At a high-level, you can use the following style of prompt to create a jarvis package. This example is for building a package for top.
The jarvis repo is located at `builtin`. Create a new package in this repo named `top`. Make it so I can deploy top on a series of nodes with parallel SSH.
The documentation for jarvis is attached as context.
Bootstrap a Pkg
You can bootstrap a pkg to the primary repo as follows:
jarvis repo create [name] [pkg_class]
pkg_class
can be one of:
- service
- app
- interceptor
For example:
jarvis repo create hermes service
jarvis repo create hermes_mpiio interceptor
jarvis repo create gray_scott app
We can then create an example pipeline as follows:
jarvis ppl create test
jarvis ppl append hermes
jarvis ppl append hermes_mpiio
jarvis ppl append gray_scott
This is an example of a pipeline which will deploy Hermes, the Hermes MPI-IO interceptor, and Gray Scott, which is an application which performs I/O using MPI.
The Pkg
Base Class
This section will go over the variables and methods common across all Pkg types. These variables will be initialized automatically.
class Pkg:
def __init__(self):
self.pkg_dir = '...'
self.shared_dir = '...'
self.private_dir = '...'
self.env = {}
self.mod_env = {}
self.config = {}
self.global_id = '...'
self.pkg_id = '...'
pkg_id
and global_id
The Global ID (global_id) is the globally unique ID of the a package in all of jarvis. It is a dot-separated string. Typically, the format is:
{pipeline_id}.{pkg_id}
The Package ID (pkg_id) is the unique ID of the package relative to a pipeline. This is a simple string (no dots).

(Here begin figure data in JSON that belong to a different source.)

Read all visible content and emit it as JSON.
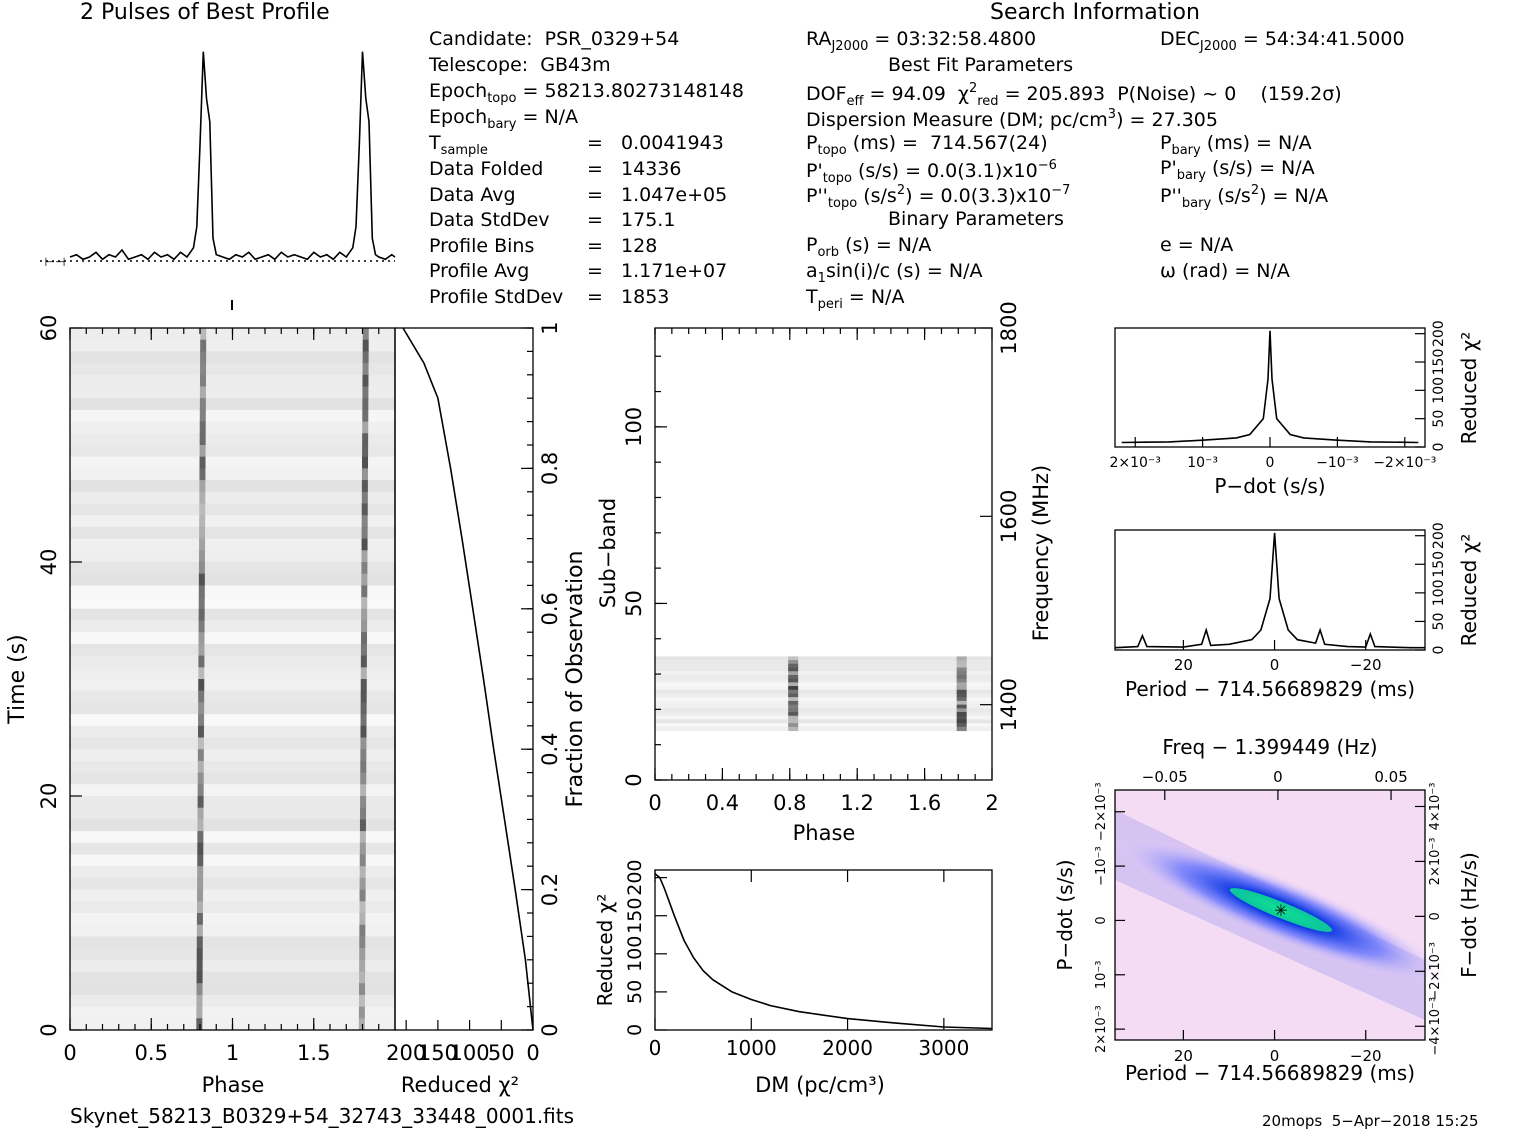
{
  "header": {
    "profile_title": "2 Pulses of Best Profile",
    "search_title": "Search Information",
    "best_fit_title": "Best Fit Parameters",
    "binary_title": "Binary Parameters"
  },
  "info": {
    "candidate": "Candidate:  PSR_0329+54",
    "telescope": "Telescope:  GB43m",
    "epoch_topo_label": "Epoch",
    "epoch_topo_sub": "topo",
    "epoch_topo_value": " = 58213.80273148148",
    "epoch_bary_label": "Epoch",
    "epoch_bary_sub": "bary",
    "epoch_bary_value": " = N/A",
    "tsample_label": "T",
    "tsample_sub": "sample",
    "tsample_value": "=   0.0041943",
    "rows": [
      {
        "label": "Data Folded",
        "value": "=   14336"
      },
      {
        "label": "Data Avg",
        "value": "=   1.047e+05"
      },
      {
        "label": "Data StdDev",
        "value": "=   175.1"
      },
      {
        "label": "Profile Bins",
        "value": "=   128"
      },
      {
        "label": "Profile Avg",
        "value": "=   1.171e+07"
      },
      {
        "label": "Profile StdDev",
        "value": "=   1853"
      }
    ],
    "ra": "= 03:32:58.4800",
    "dec": "= 54:34:41.5000",
    "dof": "= 94.09",
    "chi2": "= 205.893",
    "pnoise": "P(Noise) ~ 0    (159.2σ)",
    "dm": "Dispersion Measure (DM; pc/cm",
    "dm_value": ") = 27.305",
    "ptopo": "(ms) =  714.567(24)",
    "pbary": "(ms) = N/A",
    "pdtopo": "(s/s) = 0.0(3.1)x10",
    "pdtopo_exp": "−6",
    "pdbary": "(s/s) = N/A",
    "pddtopo": "(s/s",
    "pddtopo_rest": ") = 0.0(3.3)x10",
    "pddtopo_exp": "−7",
    "pddbary": ") = N/A",
    "porb": "(s) = N/A",
    "e": "e = N/A",
    "a1": "sin(i)/c (s) = N/A",
    "omega": "ω (rad) = N/A",
    "tperi": "= N/A"
  },
  "footer": {
    "filename": "Skynet_58213_B0329+54_32743_33448_0001.fits",
    "stamp": "20mops  5−Apr−2018 15:25"
  },
  "chart_data": [
    {
      "id": "profile",
      "type": "line",
      "title": "2 Pulses of Best Profile",
      "x": [
        0,
        0.04,
        0.08,
        0.12,
        0.16,
        0.2,
        0.24,
        0.28,
        0.32,
        0.36,
        0.4,
        0.44,
        0.48,
        0.52,
        0.56,
        0.6,
        0.64,
        0.68,
        0.72,
        0.76,
        0.78,
        0.8,
        0.82,
        0.84,
        0.86,
        0.88,
        0.9,
        0.94,
        0.98,
        1.02,
        1.06,
        1.1,
        1.14,
        1.18,
        1.22,
        1.26,
        1.3,
        1.34,
        1.38,
        1.42,
        1.46,
        1.5,
        1.54,
        1.58,
        1.62,
        1.66,
        1.7,
        1.74,
        1.76,
        1.78,
        1.8,
        1.82,
        1.84,
        1.86,
        1.88,
        1.9,
        1.94,
        1.98,
        2.0
      ],
      "y": [
        0.12,
        0.13,
        0.11,
        0.12,
        0.14,
        0.11,
        0.13,
        0.12,
        0.15,
        0.11,
        0.12,
        0.13,
        0.11,
        0.14,
        0.12,
        0.13,
        0.11,
        0.14,
        0.12,
        0.16,
        0.25,
        0.6,
        1.0,
        0.8,
        0.7,
        0.2,
        0.13,
        0.12,
        0.11,
        0.13,
        0.12,
        0.14,
        0.11,
        0.12,
        0.13,
        0.11,
        0.14,
        0.12,
        0.13,
        0.12,
        0.11,
        0.14,
        0.12,
        0.13,
        0.11,
        0.14,
        0.12,
        0.16,
        0.25,
        0.6,
        1.0,
        0.8,
        0.7,
        0.2,
        0.13,
        0.12,
        0.11,
        0.13,
        0.12
      ],
      "ylim": [
        0,
        1.05
      ]
    },
    {
      "id": "time-phase",
      "type": "heatmap",
      "xlabel": "Phase",
      "ylabel": "Time (s)",
      "xticks": [
        "0",
        "0.5",
        "1",
        "1.5"
      ],
      "yticks": [
        "0",
        "20",
        "40",
        "60"
      ],
      "xlim": [
        0,
        2
      ],
      "ylim": [
        0,
        60
      ],
      "pulse_phases": [
        0.82,
        1.82
      ]
    },
    {
      "id": "chi2-vs-time",
      "type": "line",
      "xlabel": "Reduced χ²",
      "ylabel": "Fraction of Observation",
      "xticks": [
        "200",
        "150",
        "100",
        "50",
        "0"
      ],
      "yticks": [
        "0",
        "0.2",
        "0.4",
        "0.6",
        "0.8",
        "1"
      ],
      "fraction": [
        0,
        0.1,
        0.2,
        0.3,
        0.4,
        0.5,
        0.6,
        0.7,
        0.8,
        0.9,
        0.95,
        1.0
      ],
      "chi2": [
        0,
        12,
        28,
        45,
        62,
        78,
        95,
        112,
        130,
        150,
        172,
        205
      ]
    },
    {
      "id": "subband-phase",
      "type": "heatmap",
      "xlabel": "Phase",
      "ylabel": "Sub−band",
      "ylabel2": "Frequency (MHz)",
      "xticks": [
        "0",
        "0.4",
        "0.8",
        "1.2",
        "1.6",
        "2"
      ],
      "yticks": [
        "0",
        "50",
        "100"
      ],
      "yticks2": [
        "1400",
        "1600",
        "1800"
      ],
      "xlim": [
        0,
        2
      ],
      "ylim": [
        0,
        128
      ],
      "data_subbands": [
        14,
        35
      ],
      "pulse_phases": [
        0.82,
        1.82
      ]
    },
    {
      "id": "chi2-vs-dm",
      "type": "line",
      "xlabel": "DM (pc/cm³)",
      "ylabel": "Reduced χ²",
      "xticks": [
        "0",
        "1000",
        "2000",
        "3000"
      ],
      "yticks": [
        "0",
        "50",
        "100",
        "150",
        "200"
      ],
      "xlim": [
        0,
        3500
      ],
      "ylim": [
        0,
        210
      ],
      "x": [
        0,
        50,
        100,
        200,
        300,
        400,
        500,
        600,
        800,
        1000,
        1200,
        1500,
        2000,
        2500,
        3000,
        3500
      ],
      "y": [
        205,
        200,
        185,
        150,
        118,
        95,
        78,
        66,
        50,
        40,
        32,
        24,
        15,
        9,
        4,
        2
      ]
    },
    {
      "id": "chi2-vs-pdot",
      "type": "line",
      "xlabel": "P−dot (s/s)",
      "ylabel": "Reduced χ²",
      "xticks": [
        "2×10⁻³",
        "10⁻³",
        "0",
        "−10⁻³",
        "−2×10⁻³"
      ],
      "yticks": [
        "0",
        "50",
        "100",
        "150",
        "200"
      ],
      "x": [
        0.0022,
        0.0015,
        0.001,
        0.0005,
        0.0003,
        0.0001,
        3e-05,
        0,
        -3e-05,
        -0.0001,
        -0.0003,
        -0.0005,
        -0.001,
        -0.0015,
        -0.0022
      ],
      "y": [
        8,
        9,
        12,
        16,
        22,
        50,
        120,
        205,
        120,
        50,
        22,
        16,
        12,
        9,
        8
      ],
      "xlim": [
        0.0023,
        -0.0023
      ],
      "ylim": [
        0,
        210
      ]
    },
    {
      "id": "chi2-vs-period",
      "type": "line",
      "xlabel": "Period − 714.56689829 (ms)",
      "ylabel": "Reduced χ²",
      "xticks": [
        "20",
        "0",
        "−20"
      ],
      "yticks": [
        "0",
        "50",
        "100",
        "150",
        "200"
      ],
      "x": [
        35,
        30,
        29,
        28,
        20,
        16,
        15,
        14,
        10,
        5,
        3,
        1,
        0,
        -1,
        -3,
        -5,
        -9,
        -10,
        -11,
        -16,
        -20,
        -21,
        -22,
        -30,
        -33
      ],
      "y": [
        4,
        6,
        25,
        6,
        5,
        10,
        35,
        8,
        10,
        18,
        35,
        90,
        205,
        90,
        35,
        18,
        12,
        35,
        10,
        6,
        5,
        28,
        6,
        4,
        4
      ],
      "xlim": [
        35,
        -33
      ],
      "ylim": [
        0,
        210
      ]
    },
    {
      "id": "period-pdot",
      "type": "heatmap",
      "xlabel": "Period − 714.56689829 (ms)",
      "ylabel": "P−dot (s/s)",
      "xlabel2": "Freq − 1.399449 (Hz)",
      "ylabel2": "F−dot (Hz/s)",
      "xticks": [
        "20",
        "0",
        "−20"
      ],
      "yticks": [
        "2×10⁻³",
        "10⁻³",
        "0",
        "−10⁻³",
        "−2×10⁻³"
      ],
      "xticks2": [
        "−0.05",
        "0",
        "0.05"
      ],
      "yticks2": [
        "−4×10⁻³",
        "−2×10⁻³",
        "0",
        "2×10⁻³",
        "4×10⁻³"
      ]
    }
  ]
}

For example, from section 5.1, we appended 3 packages: hermes, hermes_mpiio, and gray_scott. hermes, hermes_mpiio, and gray_scott are also the pkg_ids. The global_ids would be:
test.hermes
test.hermes_mpiio
test.gray_scott
Usage:
self.global_id
self.pkg_id
pkg_dir
The package directory is the location of the class python file on the filesystem.

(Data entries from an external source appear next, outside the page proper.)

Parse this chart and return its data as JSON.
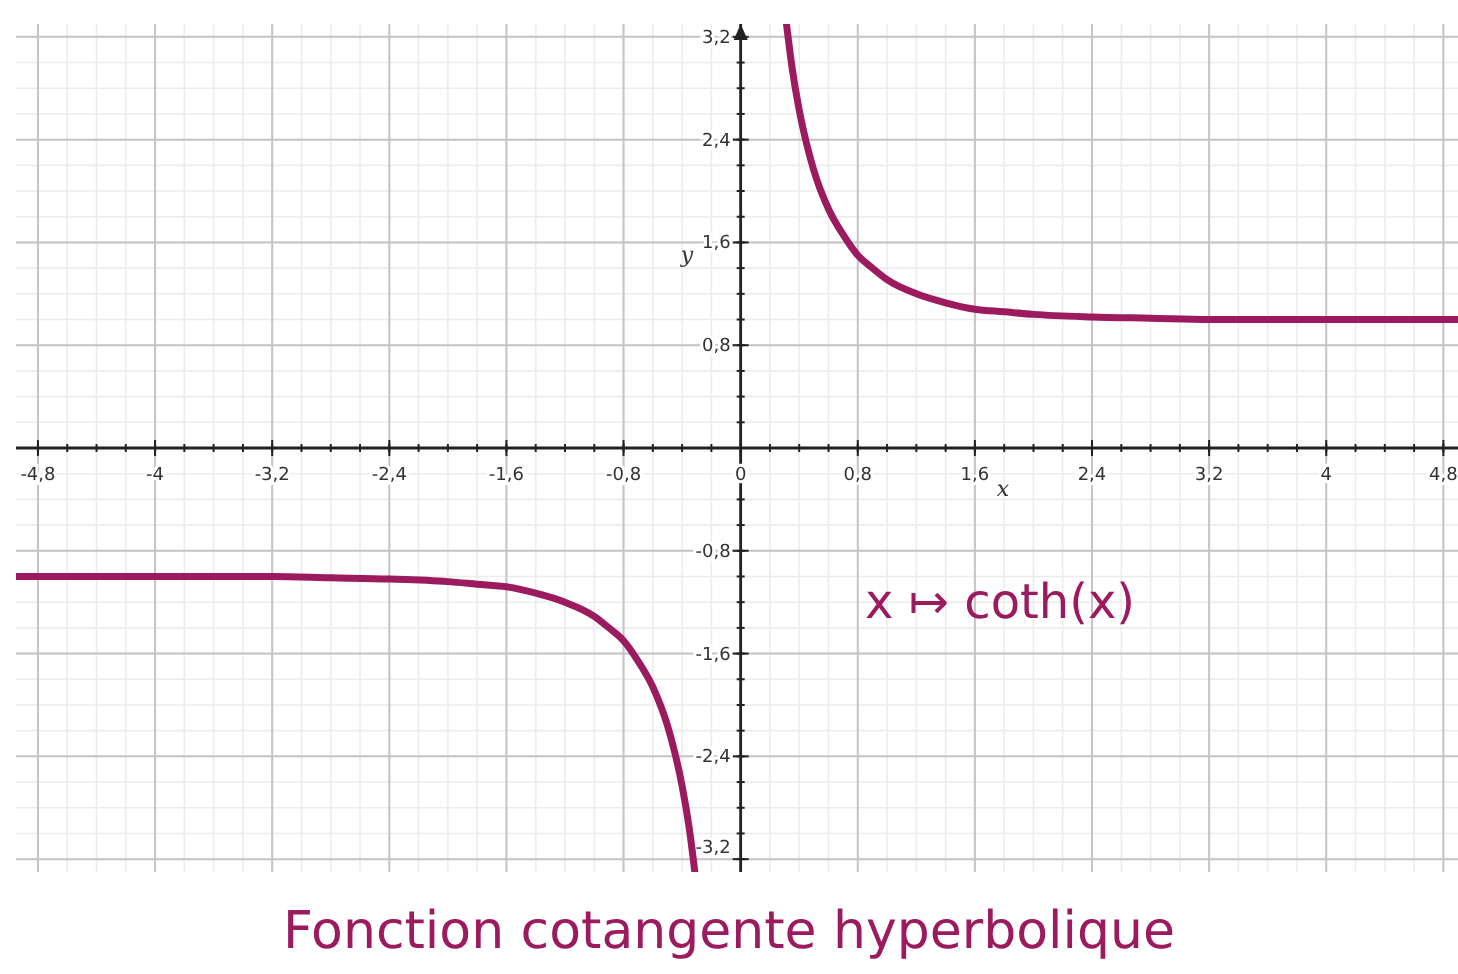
{
  "chart_data": {
    "type": "line",
    "title": "Fonction cotangente hyperbolique",
    "xlabel": "x",
    "ylabel": "y",
    "annotations": [
      "x ↦ coth(x)"
    ],
    "xlim": [
      -4.95,
      4.9
    ],
    "ylim": [
      -3.3,
      3.3
    ],
    "xticks": [
      {
        "value": -4.8,
        "label": "-4,8"
      },
      {
        "value": -4,
        "label": "-4"
      },
      {
        "value": -3.2,
        "label": "-3,2"
      },
      {
        "value": -2.4,
        "label": "-2,4"
      },
      {
        "value": -1.6,
        "label": "-1,6"
      },
      {
        "value": -0.8,
        "label": "-0,8"
      },
      {
        "value": 0,
        "label": "0"
      },
      {
        "value": 0.8,
        "label": "0,8"
      },
      {
        "value": 1.6,
        "label": "1,6"
      },
      {
        "value": 2.4,
        "label": "2,4"
      },
      {
        "value": 3.2,
        "label": "3,2"
      },
      {
        "value": 4,
        "label": "4"
      },
      {
        "value": 4.8,
        "label": "4,8"
      }
    ],
    "yticks": [
      {
        "value": -3.2,
        "label": "-3,2"
      },
      {
        "value": -2.4,
        "label": "-2,4"
      },
      {
        "value": -1.6,
        "label": "-1,6"
      },
      {
        "value": -0.8,
        "label": "-0,8"
      },
      {
        "value": 0,
        "label": null
      },
      {
        "value": 0.8,
        "label": "0,8"
      },
      {
        "value": 1.6,
        "label": "1,6"
      },
      {
        "value": 2.4,
        "label": "2,4"
      },
      {
        "value": 3.2,
        "label": "3,2"
      }
    ],
    "grid": true,
    "marker": "none",
    "line_style": "solid",
    "series": [
      {
        "color": "#9b1b5e",
        "x": [
          0.313,
          0.35,
          0.4,
          0.45,
          0.5,
          0.6,
          0.7,
          0.8,
          0.9,
          1.0,
          1.2,
          1.4,
          1.6,
          1.8,
          2.0,
          2.4,
          2.8,
          3.2,
          4.0,
          4.9
        ],
        "values": [
          3.3,
          2.97,
          2.63,
          2.37,
          2.16,
          1.86,
          1.66,
          1.5,
          1.4,
          1.31,
          1.2,
          1.13,
          1.08,
          1.06,
          1.04,
          1.02,
          1.01,
          1.0,
          1.0,
          1.0
        ]
      },
      {
        "color": "#9b1b5e",
        "x": [
          -4.95,
          -4.0,
          -3.2,
          -2.8,
          -2.4,
          -2.0,
          -1.8,
          -1.6,
          -1.4,
          -1.2,
          -1.0,
          -0.9,
          -0.8,
          -0.7,
          -0.6,
          -0.5,
          -0.45,
          -0.4,
          -0.35,
          -0.313
        ],
        "values": [
          -1.0,
          -1.0,
          -1.0,
          -1.01,
          -1.02,
          -1.04,
          -1.06,
          -1.08,
          -1.13,
          -1.2,
          -1.31,
          -1.4,
          -1.5,
          -1.66,
          -1.86,
          -2.16,
          -2.37,
          -2.63,
          -2.97,
          -3.3
        ]
      }
    ]
  }
}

For example, when calling jarvis repo create hermes
, the directory
created by this command will be the pkg_dir.
One use case for the pkg_dir is for creating template configuration files. For example, OrangeFS has a complex XML configuration which would be a pain to repeat in Python. One could include an OrangeFS XML config in their package directory and commit as part of their Jarvis repo.
Usage:
self.pkg_dir
shared_dir
The shared_dir is a directory stored on a filesystem common across all nodes in the hostfile. Each node has the same view of data in the shared_dir. The shared_dir contains data for the specific pkg to avoid conflicts in a pipeline with multiple pkgs.
For example, when deploying Hermes, we assume that each node has the Hermes configuration file. Each node is expected to have the same configuration file. We store the Hermes config in the shared_dir.
Usage:
self.shared_dir
private_dir
This is a directory which is common across all nodes, but nodes do not have the same view of data.
For example, when deploying OrangeFS, it is required that each node has a file called pvfs2tab. It essentially stores the protocol + address that OrangeFS uses for networking. However, the content of this file is different for each node. Storing it in the shared_dir would be incorrect. This is why we need the private_dir.
Usage:
self.private_dir
env
Jarvis pipelines store the current environment in a YAML file, which represents a python dictionary. The key is the environment variable name (string) and the value is the intended meaning of the variable. There is a single environment used for the entire pipeline. Each pipeline stores its own environment to avoid conflict.
Usage:
self.env['VAR_NAME']
Environments can be modified using various helper functions:
self.track_env(env_track_dict)
self.prepend_env(env_name, val)
self.setenv(env_name, val)
Viewing the env YAML file for the current pipeline from the CLI
cat `jarvis path`/env.yaml
mod_env
a python dictionary. Essentially a copy of env
. However, mod_env
also stores the LD_PRELOAD environment variable for interception. This can cause conflict if used irresponsibly. Not every program should be intercepted.
For example, we use this for Hermes to intercept POSIX I/O. However, POSIX is widely-used for I/O so we like to be very specific when it is used.
mod_env
can be modified using the same functions as env
.
self.track_env(env_track_dict)
self.prepend_env(env_name, val)
self.setenv(env_name, val)
config
The Jarvis configuration is stored in {pkg_dir}/{pkg_id}.yaml
.
Unlike the environment dict, this stores variables that are specific to
the package. They are not global to the pipeline.
For example, OrangeFS and Hermes need to know the desired port number and RPC protocol. This information is specific to the program, not the entire pipeline.
Usage:
self.config['VAR_NAME']
jarvis
The Jarvis CD configuration manager stores various properties global to all of Jarvis. The most important information is the hostfile and resource_graph, discussed in the next sections.
Usage:
self.jarvis
hostfile
The hostfile contains the set of all hosts that Jarvis has access to. The hostfile format is documented here.
Usage:
self.jarvis.hostfile
resource_graph
The resource graph can be queried to get storage and networking information for storing large volumes of data.
self.jarvis.resource_graph
Building a Service or Application
Services and Applications implement the same interface, but are logically slightly different. A service is long-running and would typically require the users to manually stop it. Applications stop automatically when it finishes doing what it's doing. Jarvis can deploy services alongside applications to avoid the manual stop when benchmarking.
_init
The Jarvis constructor (_init
) is used to initialize global variables.
Don't assume that self.config is initialized.
This is to provide an overview of the parameters of this class.
Default values should almost always be None.
def _init(self):
self.gray_scott_path = None